Pertemuan B-20 bisa berjalan dengan baik karena Kadin melakukan road show ke-16 negara. Pimpinan Kadin sangat aktif untuk mengundang kalangan pengusaha dunia untuk turut serta memikirkan cara membantu dunia keluar dari berbagai persoalan yang mengimpit.
Gotong Royong
Sesuai dengan nilai dasar bangsa Indonesia yang selalu mengutamakan sikap gotong royong, semangat itulah yang sekarang dibawa Indonesia ke masyarakat dunia. Hanya dengan kolaborasi semua negara, maka dunia akan mampu melewati ancaman “perfect storm” di depan.
Belum pernah dunia dihadapkan kepada krisis yang datang bersamaan seperti sekarang ini. Setelah krisis kesehatan akibat pandemi covid-19, semua negara sekarang ini sedang berjuang untuk memulihkan ekonomi negara masing-masing. Ketika dunia sedang tertatih-tatih keluar dari kesulitan, tiba-tiba pecah perang di Ukraina.
Perang di daratan Eropa mengimbas kepada kelangkaan bahan pangan dan energi. Negara-negara Afrika bahkan terancam kelaparan karena tersendat pasokan gandum dari Ukraina. Kelangkaan pangan dan energi melambungkan harga dua komoditas penting itu. Akibatnya inflasi di banyak negara melambung tinggi, tidak terkecuali di negara maju.
Untuk mengendalikan tingkat inflasi, Bank Sentral dunia menaikkan tingkat suku bunga mereka. AS bahkan menjadi negara yang paling agresif menaikkan tingkat suku bunga untuk mengembalikan tingkat inflasi yang berada di sekitar 8 persen agar turun menjadi 2 persen.
Perang suku bunga di dunia dikhawatirkan menimbulkan resesi. Pengangguran yang sudah melonjak karena pandemi covid-19 akan bisa semakin bertambah akibat krisis keuangan yang ada di depan mata.
Padahal pada saat yang bersamaan, semua negara di dunia dituntut menurunkan emisi gas buang untuk mencegah pemburukan akibat perubahan iklim. Penurunan emisi gas buang membutuhkan investasi yang besar terutama untuk mengembangkan energi baru dan terbarukan.
KTT G-20 Bali sangat membesarkan hati karena memberikan kontribusi untuk mencegah jangan sampai perfect storm menjadi malapetaka bagi dunia. Di Bali, Indonesia berhasil mengurangi ketegangan politik dengan mempertemukan Presiden AS Joe Biden dan Presiden China Xi Jinping. Pertemuan kedua pemimpin adidaya yang pertama kali sejak Joe Biden menjadi Presiden, mengurangi ketegangan di Laut China Selatan dan Selat Taiwan.
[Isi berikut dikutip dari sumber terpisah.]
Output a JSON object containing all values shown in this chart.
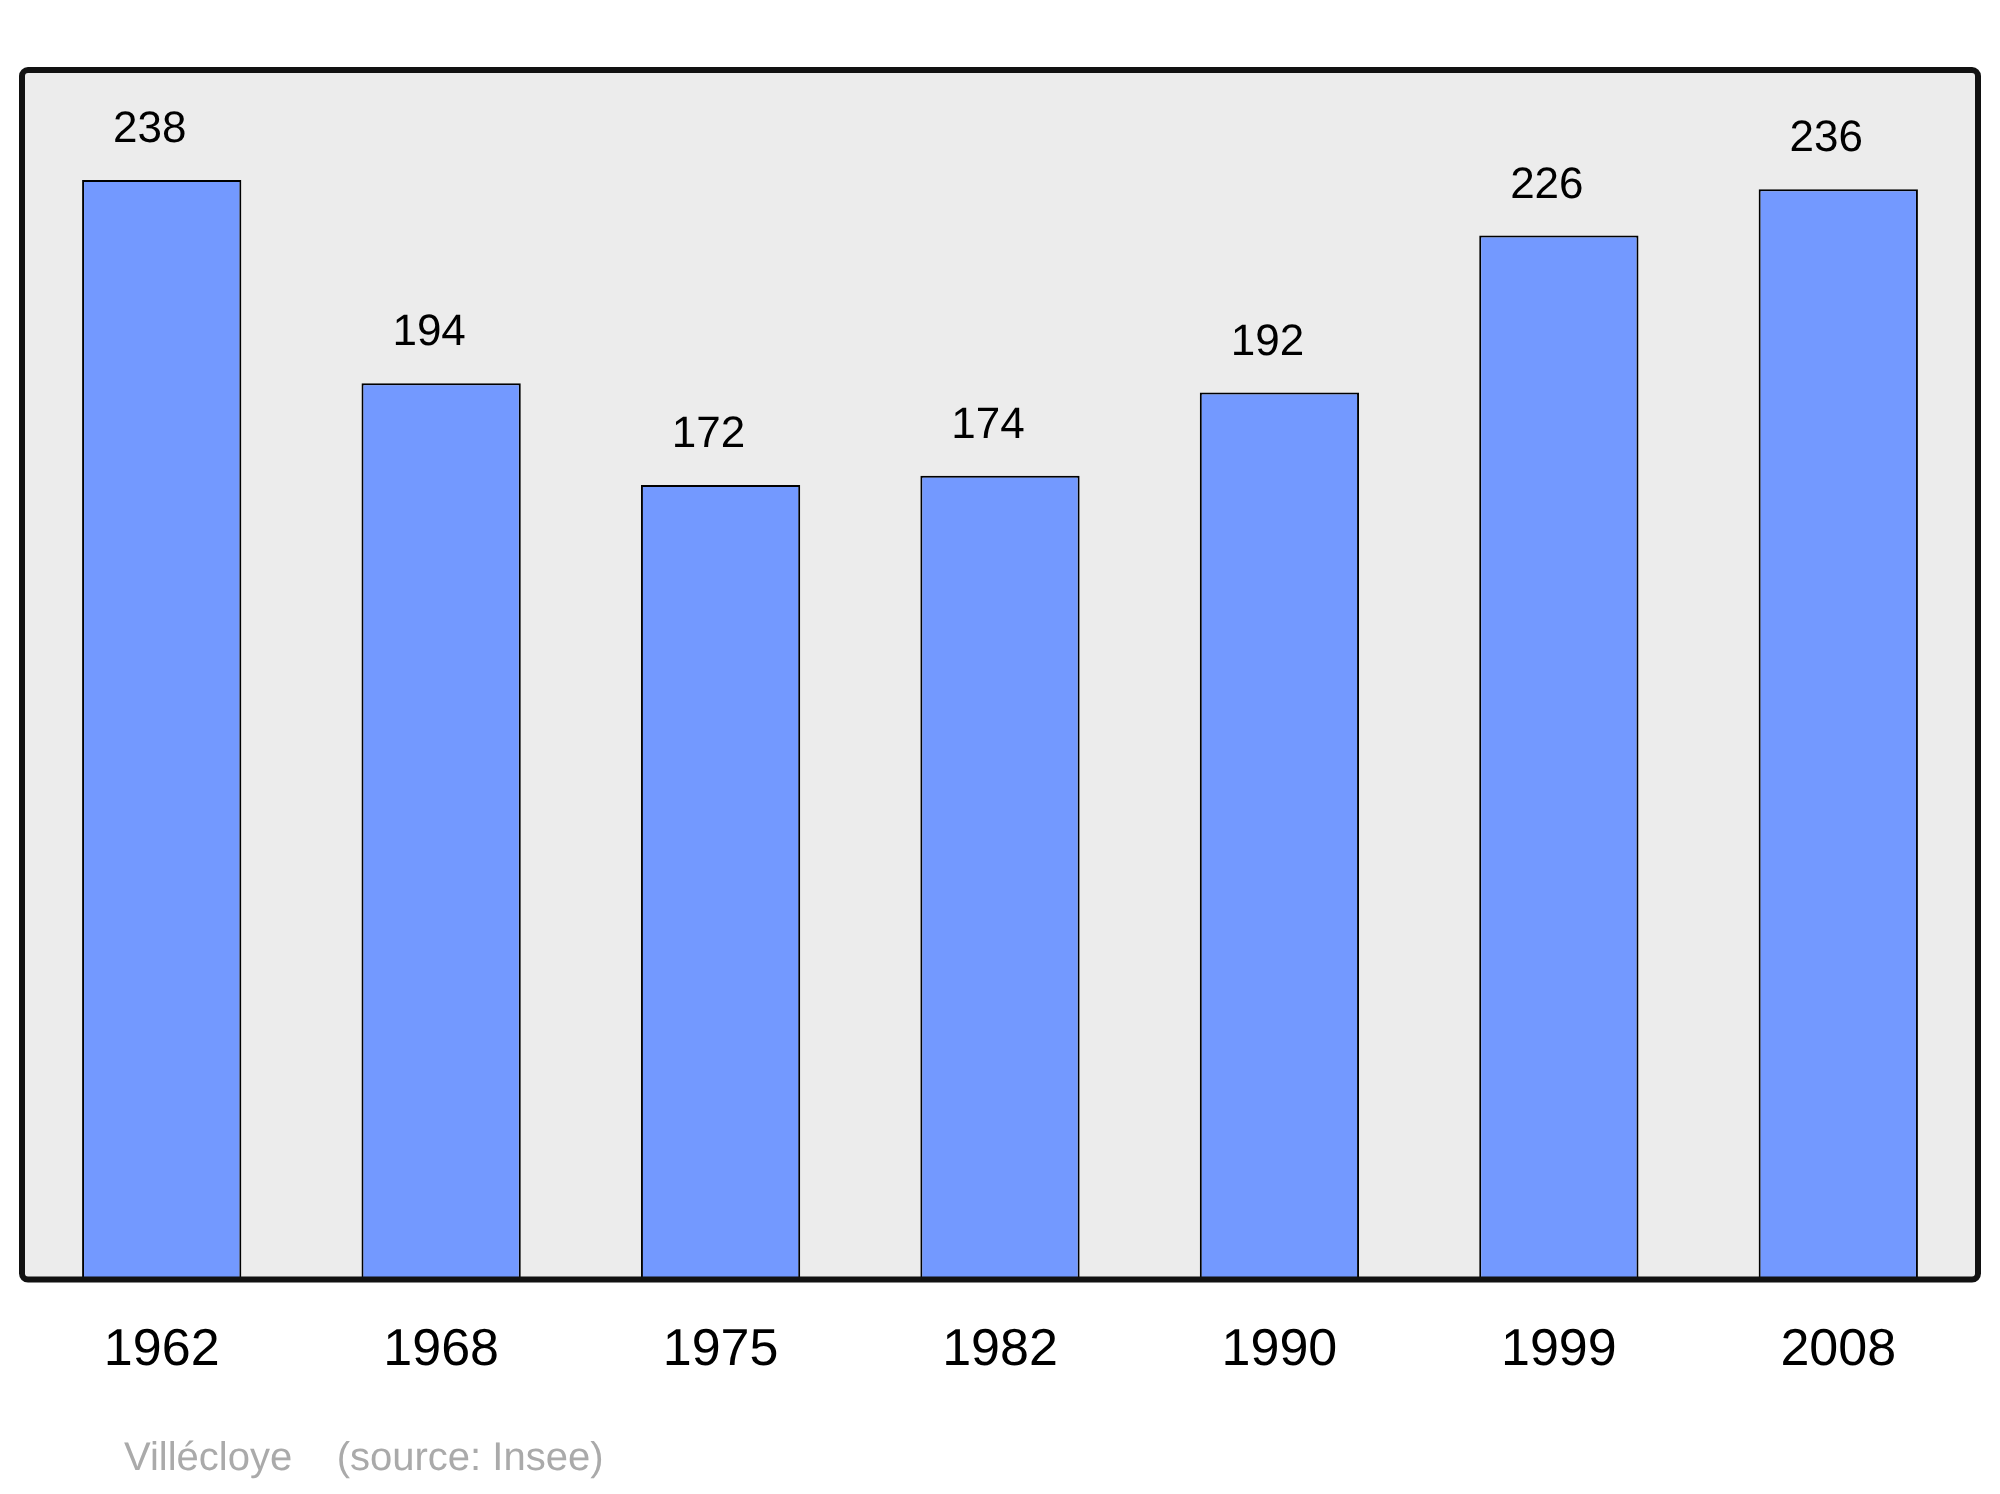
{
  "chart_data": {
    "type": "bar",
    "categories": [
      "1962",
      "1968",
      "1975",
      "1982",
      "1990",
      "1999",
      "2008"
    ],
    "values": [
      238,
      194,
      172,
      174,
      192,
      226,
      236
    ],
    "color": "#7399ff",
    "data_labels": true,
    "grid": false,
    "legend": false,
    "annotations": [
      "Villécloye    (source: Insee)"
    ]
  }
}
Kehadiran Menlu Rusia Sergey Lavrov yang tidak diwalk-out oleh negara-negara Barat, membuat Deklarasi Bali akhirnya bisa diadopsi semua negara. Tujuh belas pemimpin dunia bisa saling bertemu secara cair dan bersahabat—baik secara bersama-sama maupun bilateral—memberikan sinyal positif bagi perbaikan dunia karena lebih dari 80 persen produk domestik bruto dunia ditentukan oleh 20 negara ekonomi besar ini.
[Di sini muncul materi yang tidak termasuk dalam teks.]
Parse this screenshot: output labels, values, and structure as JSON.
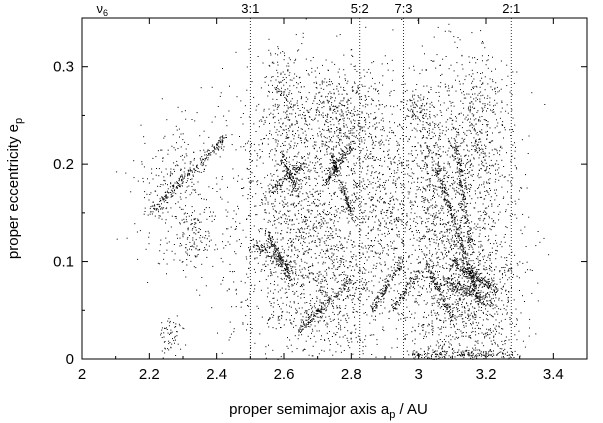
{
  "chart_data": {
    "type": "scatter",
    "xlabel": "proper semimajor axis a",
    "xlabel_sub": "p",
    "xlabel_unit": " / AU",
    "ylabel": "proper eccentricity e",
    "ylabel_sub": "p",
    "xlim": [
      2.0,
      3.5
    ],
    "ylim": [
      0.0,
      0.35
    ],
    "x_ticks": [
      {
        "v": 2.0,
        "label": "2"
      },
      {
        "v": 2.2,
        "label": "2.2"
      },
      {
        "v": 2.4,
        "label": "2.4"
      },
      {
        "v": 2.6,
        "label": "2.6"
      },
      {
        "v": 2.8,
        "label": "2.8"
      },
      {
        "v": 3.0,
        "label": "3"
      },
      {
        "v": 3.2,
        "label": "3.2"
      },
      {
        "v": 3.4,
        "label": "3.4"
      }
    ],
    "y_ticks": [
      {
        "v": 0.0,
        "label": "0"
      },
      {
        "v": 0.1,
        "label": "0.1"
      },
      {
        "v": 0.2,
        "label": "0.2"
      },
      {
        "v": 0.3,
        "label": "0.3"
      }
    ],
    "resonances": [
      {
        "label": "3:1",
        "a": 2.5,
        "line": true
      },
      {
        "label": "5:2",
        "a": 2.825,
        "line": true
      },
      {
        "label": "7:3",
        "a": 2.955,
        "line": true
      },
      {
        "label": "2:1",
        "a": 3.275,
        "line": true
      }
    ],
    "secular_label": {
      "symbol": "ν",
      "sub": "6",
      "a": 2.06
    },
    "grid": false,
    "legend": "none",
    "clusters": [
      {
        "x": 2.26,
        "y": 0.16,
        "sx": 0.06,
        "sy": 0.035,
        "n": 180
      },
      {
        "x": 2.31,
        "y": 0.19,
        "sx": 0.05,
        "sy": 0.03,
        "n": 120
      },
      {
        "x": 2.33,
        "y": 0.12,
        "sx": 0.025,
        "sy": 0.015,
        "n": 90
      },
      {
        "x": 2.26,
        "y": 0.025,
        "sx": 0.02,
        "sy": 0.01,
        "n": 60
      },
      {
        "x": 2.65,
        "y": 0.16,
        "sx": 0.12,
        "sy": 0.07,
        "n": 1400
      },
      {
        "x": 2.77,
        "y": 0.25,
        "sx": 0.05,
        "sy": 0.03,
        "n": 400
      },
      {
        "x": 2.6,
        "y": 0.27,
        "sx": 0.03,
        "sy": 0.025,
        "n": 180
      },
      {
        "x": 2.72,
        "y": 0.08,
        "sx": 0.1,
        "sy": 0.05,
        "n": 700
      },
      {
        "x": 2.89,
        "y": 0.18,
        "sx": 0.05,
        "sy": 0.06,
        "n": 450
      },
      {
        "x": 3.1,
        "y": 0.15,
        "sx": 0.1,
        "sy": 0.08,
        "n": 1500
      },
      {
        "x": 3.15,
        "y": 0.06,
        "sx": 0.08,
        "sy": 0.04,
        "n": 700
      },
      {
        "x": 3.18,
        "y": 0.24,
        "sx": 0.05,
        "sy": 0.04,
        "n": 300
      },
      {
        "x": 2.99,
        "y": 0.26,
        "sx": 0.015,
        "sy": 0.008,
        "n": 60
      },
      {
        "x": 3.03,
        "y": 0.2,
        "sx": 0.02,
        "sy": 0.04,
        "n": 150
      }
    ],
    "families": [
      {
        "x0": 2.2,
        "y0": 0.15,
        "x1": 2.43,
        "y1": 0.23,
        "n": 220
      },
      {
        "x0": 2.55,
        "y0": 0.13,
        "x1": 2.62,
        "y1": 0.08,
        "n": 120
      },
      {
        "x0": 2.51,
        "y0": 0.12,
        "x1": 2.63,
        "y1": 0.09,
        "n": 100
      },
      {
        "x0": 2.55,
        "y0": 0.17,
        "x1": 2.66,
        "y1": 0.2,
        "n": 120
      },
      {
        "x0": 2.59,
        "y0": 0.21,
        "x1": 2.64,
        "y1": 0.17,
        "n": 90
      },
      {
        "x0": 2.72,
        "y0": 0.18,
        "x1": 2.8,
        "y1": 0.22,
        "n": 140
      },
      {
        "x0": 2.74,
        "y0": 0.21,
        "x1": 2.8,
        "y1": 0.15,
        "n": 140
      },
      {
        "x0": 2.64,
        "y0": 0.03,
        "x1": 2.8,
        "y1": 0.08,
        "n": 160
      },
      {
        "x0": 2.86,
        "y0": 0.05,
        "x1": 2.95,
        "y1": 0.1,
        "n": 130
      },
      {
        "x0": 2.92,
        "y0": 0.05,
        "x1": 3.0,
        "y1": 0.09,
        "n": 100
      },
      {
        "x0": 3.05,
        "y0": 0.2,
        "x1": 3.18,
        "y1": 0.06,
        "n": 260
      },
      {
        "x0": 3.1,
        "y0": 0.1,
        "x1": 3.23,
        "y1": 0.07,
        "n": 200
      },
      {
        "x0": 3.02,
        "y0": 0.1,
        "x1": 3.1,
        "y1": 0.04,
        "n": 120
      },
      {
        "x0": 3.07,
        "y0": 0.08,
        "x1": 3.22,
        "y1": 0.06,
        "n": 140
      },
      {
        "x0": 2.98,
        "y0": 0.005,
        "x1": 3.28,
        "y1": 0.005,
        "n": 200
      },
      {
        "x0": 3.11,
        "y0": 0.22,
        "x1": 3.15,
        "y1": 0.12,
        "n": 150
      }
    ]
  }
}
Deklarasi Bali tentu bukan hasil akhir yang ingin dituju. Tetapi Deklarasi Bali yang dihasilkan merupakan modal bagi 20 negara besar dunia untuk menciptakan iklim yang lebih baik, yang memungkinkan kita semua selamat dari perfect storm. Bukan hanya bagaimana G-20 sepakat mengumpulkan pandemic fund, penguatan digitalisasi, dan pengembangan energi bersih, tetapi juga ada konsep penguatan ketahanan pangan, perdagangan, investasi, dan industri, serta ketenagakerjaan. Inilah sumbangsih yang luar biasa dari Indonesia untuk dunia.